Alzheimer’s disease (AD) is the most common form of neurodegenerative disease that is currently affecting over 28 million people worldwide. Even after more than a century of research, there still is no cure or even effective, long-term therapeutics for AD. As a result, AD continues to increase in prevalence and presents a major socioeconomic burden for today’s society. The absence of a cure is most certainly a result of our limited understanding of the cause(s) of AD. For example, due to the involvement of many pathological factors, such as misfolded and aggregated proteins, dysregulated metal ions, and overproduced reactive oxygen species, it is very difficult to unravel and identify the most up-stream causative factors of AD to which a drug can be designed to correct. Therefore, it is clear that in order to begin to determine the underlying cause of AD, we first must develop tools that can be used to probe and investigate the interconnections between these pathological facets. The work presented in this dissertation highlights our efforts toward this goal.

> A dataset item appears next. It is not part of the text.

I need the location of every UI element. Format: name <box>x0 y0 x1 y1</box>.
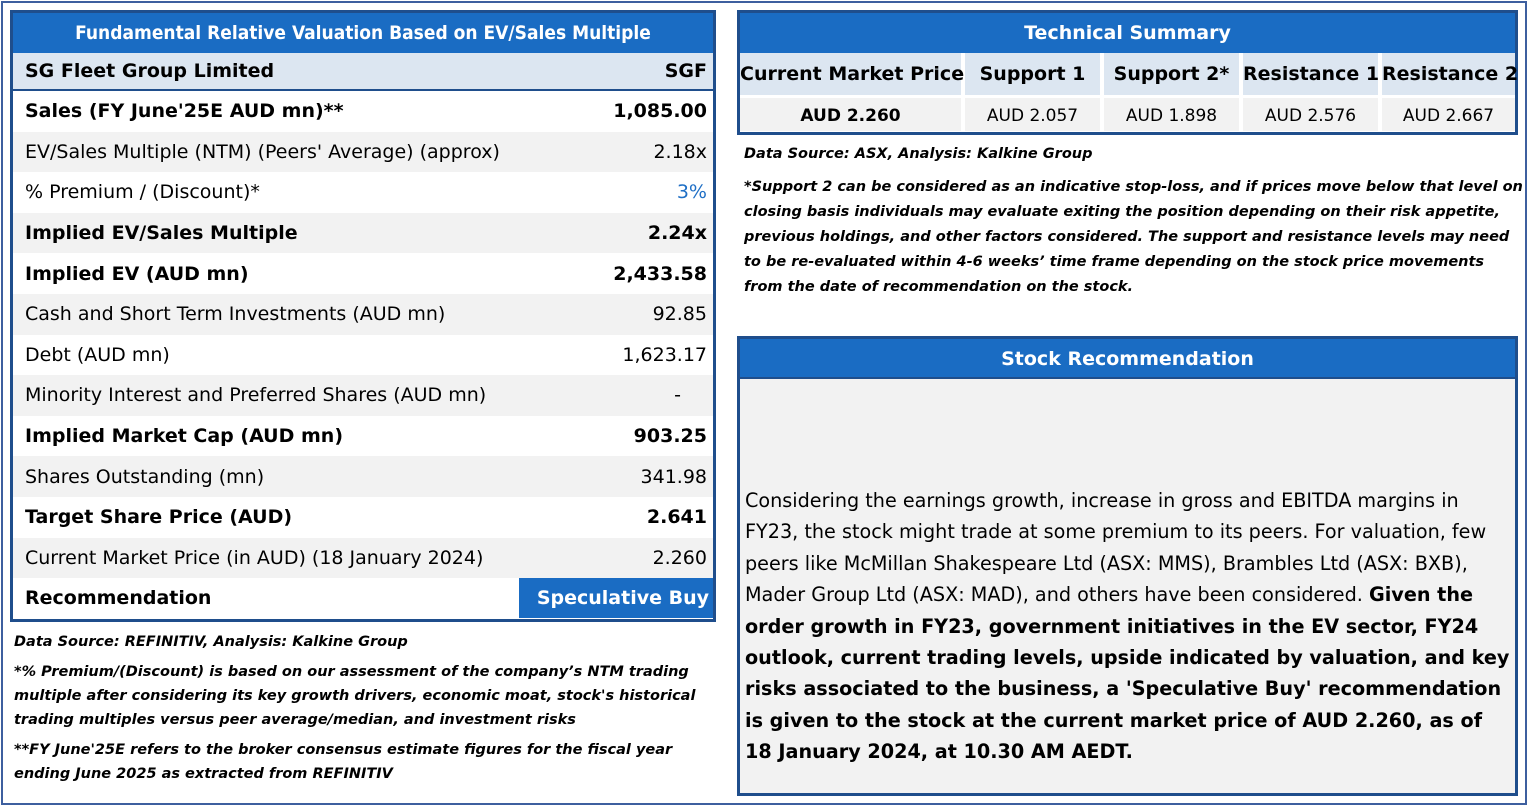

Following a detailed introduction given in Chapter 1, a structure-reactivity study is presented in Chapter 2 to determine key pharmacophores that have potential applications for the development of multifunctional chemical tools for AD. In Chapter 3, a small, compact redox-active molecule is identified as a potential anti-amyloidogenic agent for AD that relies on the formation of intramolecular ligand–peptide crosslinks and represents a novel strategy for amyloid management. The applicability of transition metal complexes to control the self-assembly of amyloid-β (Aβ) peptides is further probed in Chapter 4 with the use of tetramethylcyclam metal complexes which are shown to hydrolytically cleave amide bonds of Aβ peptides. Finally, Appendix A proposes a novel method to synthetically generate specific diastereomers of our tetramethylcyclam metal complexes based on a newly identified anion effect. Overall, our findings presented herein offer significant contributions toward advancing the development of chemical tools and therapeutics for AD, and our particular emphasis on establishing reaction mechanisms and biological applicability gives us further directions to improve our next-generation reagents.